- Poster
- Traditional Chinese: 羞羞的鐵拳
- Simplified Chinese: 羞羞的铁拳
- Literal meaning: Bashful Iron Fist
- Hanyu Pinyin: xiūxiū de tiěquán
- Directed by: Song Yang Zhang Chiyu
- Written by: Zhang Chiyu; Dai Si'ao; Shen Yuyue; Qian Chenguang;
- Produced by: Tian Tian; Li Wang; Zhang Li; Li Jie;
- Starring: Ai Lun Ma Li Shen Teng Tian Yu Xue Haowen
- Edited by: Tan Xiangyuan
- Music by: Dong Dongdong
- Production companies: Fun Age Pictures New Classics Media
- Distributed by: Tianjin Maoyan Media Huaxia Film Distribution Sihai Distribution Association Eastern Mordor
- Release date: 30 September 2017 (China);
- Running time: 100 minutes
- Country: China
- Language: Mandarin
- Box office: CN¥2.18 billion (US$334 million)

= Never Say Die (2017 film) =

Never Say Die (羞羞的铁拳; literally: The Bashful Iron Fist) is a 2017 Chinese comedy film directed by Song Yang and Zhang Chiyu and starring Ai Lun, Ma Li, Shen Teng, Tian Yu and Xue Haowen. Adapted from the popular stage comedy of the same name, it was released in China on 30 September 2017. According to The Hollywood Reporter, the film is the highest-grossing comedy film ever in a single box office market (in this case, its domestic box office market).

==Plot==

Addison (played by Allen), who makes a living by playing fake punches, was originally an enemy of Ma Xiao (played by Ma Li), a sports reporter with a strong sense of justice. Unexpectedly, due to an accidental electric shock, the bodies of men and women were switched. After gender confusion, the two cheated on each other, causing a great earthquake in the boxing world. They also revealed the secrets of the fake boxing world and caused a lot of trouble. In the end, the two got together under the deputy head of the "Julian Sect" Zhang Zhuyu (played by Zhang Zhuyu). Under the guidance of Shen Teng (played by Shen Teng), he waved a shy iron fist at the evil forces.

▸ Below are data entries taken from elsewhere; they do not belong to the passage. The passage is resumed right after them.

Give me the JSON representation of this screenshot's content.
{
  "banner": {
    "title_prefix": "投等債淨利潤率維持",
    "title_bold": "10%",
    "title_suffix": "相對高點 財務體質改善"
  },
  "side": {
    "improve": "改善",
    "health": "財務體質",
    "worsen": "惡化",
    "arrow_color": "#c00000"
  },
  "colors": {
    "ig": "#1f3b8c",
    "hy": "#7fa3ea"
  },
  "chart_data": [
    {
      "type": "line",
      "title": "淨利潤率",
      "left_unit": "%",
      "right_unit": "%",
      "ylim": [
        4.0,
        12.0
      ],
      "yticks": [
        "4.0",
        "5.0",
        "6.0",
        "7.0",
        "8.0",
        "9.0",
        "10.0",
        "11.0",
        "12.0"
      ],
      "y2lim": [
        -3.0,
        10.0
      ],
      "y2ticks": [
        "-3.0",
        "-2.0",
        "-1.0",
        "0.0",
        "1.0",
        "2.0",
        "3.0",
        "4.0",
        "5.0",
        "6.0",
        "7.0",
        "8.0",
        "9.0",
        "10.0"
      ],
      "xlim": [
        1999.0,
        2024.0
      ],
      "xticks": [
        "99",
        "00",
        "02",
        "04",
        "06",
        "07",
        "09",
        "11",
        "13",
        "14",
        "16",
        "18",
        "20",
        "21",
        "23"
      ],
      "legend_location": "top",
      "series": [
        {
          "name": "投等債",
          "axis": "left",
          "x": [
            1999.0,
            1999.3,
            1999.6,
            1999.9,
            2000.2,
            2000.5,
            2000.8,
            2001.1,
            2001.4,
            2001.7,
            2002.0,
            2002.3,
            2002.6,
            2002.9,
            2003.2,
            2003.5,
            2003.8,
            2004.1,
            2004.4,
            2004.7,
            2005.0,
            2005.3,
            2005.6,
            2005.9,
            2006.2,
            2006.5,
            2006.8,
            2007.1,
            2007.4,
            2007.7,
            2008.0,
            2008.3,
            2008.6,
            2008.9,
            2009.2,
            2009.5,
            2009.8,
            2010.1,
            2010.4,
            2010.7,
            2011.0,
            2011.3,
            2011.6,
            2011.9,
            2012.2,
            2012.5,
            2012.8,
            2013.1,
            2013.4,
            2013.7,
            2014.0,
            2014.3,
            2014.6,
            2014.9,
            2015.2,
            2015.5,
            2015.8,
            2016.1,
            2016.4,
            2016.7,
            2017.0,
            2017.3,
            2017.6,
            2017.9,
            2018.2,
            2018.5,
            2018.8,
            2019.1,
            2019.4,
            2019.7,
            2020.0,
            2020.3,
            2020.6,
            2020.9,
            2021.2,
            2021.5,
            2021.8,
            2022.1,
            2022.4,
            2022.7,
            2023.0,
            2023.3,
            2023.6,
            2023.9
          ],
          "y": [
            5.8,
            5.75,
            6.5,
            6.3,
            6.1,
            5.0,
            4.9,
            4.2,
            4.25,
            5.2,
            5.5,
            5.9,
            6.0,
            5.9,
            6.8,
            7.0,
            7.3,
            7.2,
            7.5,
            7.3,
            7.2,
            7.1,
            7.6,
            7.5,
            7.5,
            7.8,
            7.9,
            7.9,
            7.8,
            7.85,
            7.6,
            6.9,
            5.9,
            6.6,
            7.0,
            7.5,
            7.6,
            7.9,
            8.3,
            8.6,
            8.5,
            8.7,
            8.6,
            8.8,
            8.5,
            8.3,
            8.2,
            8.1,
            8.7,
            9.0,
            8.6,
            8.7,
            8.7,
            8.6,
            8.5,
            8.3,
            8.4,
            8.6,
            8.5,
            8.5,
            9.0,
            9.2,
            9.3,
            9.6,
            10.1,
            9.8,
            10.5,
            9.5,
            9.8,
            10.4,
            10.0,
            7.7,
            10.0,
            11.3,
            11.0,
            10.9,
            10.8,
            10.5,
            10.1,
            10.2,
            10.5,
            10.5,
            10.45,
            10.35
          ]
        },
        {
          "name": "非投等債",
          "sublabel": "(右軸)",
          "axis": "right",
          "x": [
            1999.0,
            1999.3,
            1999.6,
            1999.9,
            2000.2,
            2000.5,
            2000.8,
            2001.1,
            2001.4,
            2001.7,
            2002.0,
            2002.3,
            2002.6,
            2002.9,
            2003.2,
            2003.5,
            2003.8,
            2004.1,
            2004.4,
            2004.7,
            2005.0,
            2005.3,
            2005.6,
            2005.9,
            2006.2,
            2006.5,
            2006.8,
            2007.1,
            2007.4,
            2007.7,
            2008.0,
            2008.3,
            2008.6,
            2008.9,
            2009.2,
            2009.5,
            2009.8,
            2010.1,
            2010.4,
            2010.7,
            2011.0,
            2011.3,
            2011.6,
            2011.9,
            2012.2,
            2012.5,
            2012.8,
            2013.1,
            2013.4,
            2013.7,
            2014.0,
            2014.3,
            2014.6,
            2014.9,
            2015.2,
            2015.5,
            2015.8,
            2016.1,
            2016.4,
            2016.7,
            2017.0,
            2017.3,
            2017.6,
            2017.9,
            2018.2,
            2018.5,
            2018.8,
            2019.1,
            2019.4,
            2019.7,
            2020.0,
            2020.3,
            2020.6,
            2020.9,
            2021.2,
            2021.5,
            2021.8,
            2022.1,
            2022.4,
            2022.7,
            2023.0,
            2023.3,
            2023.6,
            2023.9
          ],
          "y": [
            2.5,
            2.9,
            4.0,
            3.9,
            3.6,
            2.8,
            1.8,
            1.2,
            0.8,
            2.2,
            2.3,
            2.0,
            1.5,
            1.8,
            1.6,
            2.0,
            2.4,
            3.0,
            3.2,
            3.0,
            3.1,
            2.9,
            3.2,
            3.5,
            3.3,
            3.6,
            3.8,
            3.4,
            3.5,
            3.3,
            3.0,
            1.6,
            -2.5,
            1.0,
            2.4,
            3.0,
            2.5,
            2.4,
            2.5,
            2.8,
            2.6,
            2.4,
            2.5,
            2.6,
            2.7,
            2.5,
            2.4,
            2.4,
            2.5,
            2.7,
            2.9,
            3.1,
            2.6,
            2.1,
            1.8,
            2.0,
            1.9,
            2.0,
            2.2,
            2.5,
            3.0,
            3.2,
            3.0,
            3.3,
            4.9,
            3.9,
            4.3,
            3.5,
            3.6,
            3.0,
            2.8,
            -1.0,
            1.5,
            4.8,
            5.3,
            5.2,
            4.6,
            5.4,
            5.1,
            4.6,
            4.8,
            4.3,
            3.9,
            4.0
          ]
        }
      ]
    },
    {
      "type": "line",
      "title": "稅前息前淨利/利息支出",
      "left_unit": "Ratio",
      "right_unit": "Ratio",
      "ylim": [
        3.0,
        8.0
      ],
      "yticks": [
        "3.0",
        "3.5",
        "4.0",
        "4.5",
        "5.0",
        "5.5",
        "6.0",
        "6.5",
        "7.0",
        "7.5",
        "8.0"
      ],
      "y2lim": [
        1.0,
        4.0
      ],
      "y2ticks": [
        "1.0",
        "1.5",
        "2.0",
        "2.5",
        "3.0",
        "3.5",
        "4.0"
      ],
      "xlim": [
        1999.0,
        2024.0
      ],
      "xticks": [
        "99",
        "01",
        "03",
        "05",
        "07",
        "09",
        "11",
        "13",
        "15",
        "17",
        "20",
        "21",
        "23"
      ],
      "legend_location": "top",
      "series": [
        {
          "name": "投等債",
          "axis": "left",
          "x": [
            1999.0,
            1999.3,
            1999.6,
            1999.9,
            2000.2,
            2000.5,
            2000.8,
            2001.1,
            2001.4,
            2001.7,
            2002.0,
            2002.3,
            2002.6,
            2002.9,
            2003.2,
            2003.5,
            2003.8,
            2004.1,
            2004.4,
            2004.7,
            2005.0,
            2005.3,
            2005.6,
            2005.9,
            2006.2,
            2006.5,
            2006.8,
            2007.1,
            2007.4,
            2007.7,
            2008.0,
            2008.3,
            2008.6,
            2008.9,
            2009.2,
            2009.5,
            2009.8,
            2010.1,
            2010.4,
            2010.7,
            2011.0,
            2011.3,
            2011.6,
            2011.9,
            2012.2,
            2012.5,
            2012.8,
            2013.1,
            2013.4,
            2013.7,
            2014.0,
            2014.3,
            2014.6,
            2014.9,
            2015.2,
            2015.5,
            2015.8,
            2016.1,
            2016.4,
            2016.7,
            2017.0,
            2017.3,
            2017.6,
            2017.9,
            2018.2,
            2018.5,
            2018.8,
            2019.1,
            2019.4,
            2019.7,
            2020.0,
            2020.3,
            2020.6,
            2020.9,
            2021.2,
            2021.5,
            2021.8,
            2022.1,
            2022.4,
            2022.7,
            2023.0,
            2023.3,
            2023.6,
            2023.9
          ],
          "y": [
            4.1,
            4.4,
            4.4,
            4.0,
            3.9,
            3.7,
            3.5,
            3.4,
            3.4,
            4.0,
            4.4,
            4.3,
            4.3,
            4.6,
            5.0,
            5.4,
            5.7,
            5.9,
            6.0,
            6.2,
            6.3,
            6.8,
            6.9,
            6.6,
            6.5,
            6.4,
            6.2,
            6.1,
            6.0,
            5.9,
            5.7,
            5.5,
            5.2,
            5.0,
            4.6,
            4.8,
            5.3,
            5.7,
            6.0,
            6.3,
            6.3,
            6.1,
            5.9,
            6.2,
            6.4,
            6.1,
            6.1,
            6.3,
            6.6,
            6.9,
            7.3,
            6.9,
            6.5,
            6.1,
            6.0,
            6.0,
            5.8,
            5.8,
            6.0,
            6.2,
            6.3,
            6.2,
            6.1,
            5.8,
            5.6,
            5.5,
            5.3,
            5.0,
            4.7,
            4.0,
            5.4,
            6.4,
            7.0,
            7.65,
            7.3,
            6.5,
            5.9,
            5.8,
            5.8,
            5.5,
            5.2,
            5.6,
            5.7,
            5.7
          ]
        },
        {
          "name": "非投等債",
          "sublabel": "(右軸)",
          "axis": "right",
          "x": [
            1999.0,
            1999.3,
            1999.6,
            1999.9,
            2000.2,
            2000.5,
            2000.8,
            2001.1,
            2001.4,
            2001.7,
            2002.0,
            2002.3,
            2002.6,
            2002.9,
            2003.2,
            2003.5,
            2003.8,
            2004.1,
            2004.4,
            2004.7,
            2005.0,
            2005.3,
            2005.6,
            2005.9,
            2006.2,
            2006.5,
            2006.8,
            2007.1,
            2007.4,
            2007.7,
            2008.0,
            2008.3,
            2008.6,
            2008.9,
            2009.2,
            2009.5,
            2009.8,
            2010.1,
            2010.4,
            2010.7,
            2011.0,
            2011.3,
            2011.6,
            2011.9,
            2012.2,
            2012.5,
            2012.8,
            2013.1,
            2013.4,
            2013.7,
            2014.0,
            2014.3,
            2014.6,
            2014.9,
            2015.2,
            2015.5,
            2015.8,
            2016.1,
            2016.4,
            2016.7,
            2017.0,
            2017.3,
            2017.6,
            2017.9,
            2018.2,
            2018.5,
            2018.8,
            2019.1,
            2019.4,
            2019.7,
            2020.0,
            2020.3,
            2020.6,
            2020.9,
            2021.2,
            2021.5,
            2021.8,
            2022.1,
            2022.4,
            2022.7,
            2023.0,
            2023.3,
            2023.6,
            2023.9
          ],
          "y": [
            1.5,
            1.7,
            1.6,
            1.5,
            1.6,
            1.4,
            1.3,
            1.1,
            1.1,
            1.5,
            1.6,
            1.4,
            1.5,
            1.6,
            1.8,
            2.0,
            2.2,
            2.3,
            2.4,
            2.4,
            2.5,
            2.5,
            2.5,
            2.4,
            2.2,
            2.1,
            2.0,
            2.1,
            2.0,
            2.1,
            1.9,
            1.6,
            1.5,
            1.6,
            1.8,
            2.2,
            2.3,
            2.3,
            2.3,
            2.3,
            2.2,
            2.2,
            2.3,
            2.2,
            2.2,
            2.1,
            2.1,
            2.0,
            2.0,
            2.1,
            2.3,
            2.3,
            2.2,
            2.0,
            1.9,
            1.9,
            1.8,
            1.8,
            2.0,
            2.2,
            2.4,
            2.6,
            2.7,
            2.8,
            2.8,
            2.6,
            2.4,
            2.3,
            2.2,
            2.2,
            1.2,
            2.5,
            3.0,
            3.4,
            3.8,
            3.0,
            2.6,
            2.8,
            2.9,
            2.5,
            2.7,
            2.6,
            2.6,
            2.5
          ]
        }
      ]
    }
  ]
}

The main character, Addison (played by Allen), is a professional boxer with excellent skills but is often defeated in matches due to the manipulation of corrupt forces, leading to a dismal life. On the other hand, Ma Xiao (played by Ma Li) is a female journalist who dares to expose the dark side of the sports world. She is strong-willed, meticulous in her work, and focused on uncovering the injustices in boxing competitions.

In a bizarre twist of fate, Addison and Ma Xiao switch bodies due to a lightning strike during an accidental encounter. This strange event leaves them at a loss, forcing them to face drastically different lifestyles and career challenges. Addison must learn how to work as a woman, especially in the journalism industry, while Ma Xiao must adapt to the life of a male boxer and master complex boxing techniques.

After the initial chaos of switching bodies, Addison and Ma Xiao gradually start adapting to each other's lives. Ma Xiao, in Addison's body, uses her intelligence to gradually expose the corruption in the boxing world, while Addison, in Ma Xiao's body, experiences the hardships and responsibilities of being a journalist. They not only need to tackle external challenges but also face internal growth and transformation.

As the plot progresses, Addison and Ma Xiao's relationship evolves from mutual annoyance to mutual understanding and support. With each other's help, they become stronger and eventually decide to face an upcoming important match together. In this match, they not only have to defeat powerful opponents but also reveal the corruption in boxing competitions, seeking justice for themselves and other athletes.

In the end, with Ma Xiao's wisdom and Addison's boxing skills combined, they successfully expose the injustices in boxing matches and win the competition. The film, set in a light-hearted and humorous atmosphere, conveys positive themes about justice, friendship, and perseverance.

==Cast==
- Ai Lun
- Ma Li
- Shen Teng
- Tian Yu
- Xue Haowen
- Yin Zheng

==Box office==
The film is the third highest-grossing in China in 2017 and the sixth highest-grossing ever in the country, with a gross of (US$334 million).

== Awards and nominations ==

Awards: Category; Recipient; Result; Ref.
9th Macau International Movie Festival: Best Picture; Never Say Die; Nominated
9th China Film Director's Guild Awards: Best Film; Nominated
Best Director: Song Yang, Zhang Chiyu; Nominated
Best Young Director: Nominated
23rd Huading Awards: Best Supporting Actor; Shen Teng; Nominated
Best New Director: Song Yang, Zhang Chiyu; Nominated

On June 22, 2018, the film won the 2017 "Smoke-free Film Award", for the absence of smoking in the film.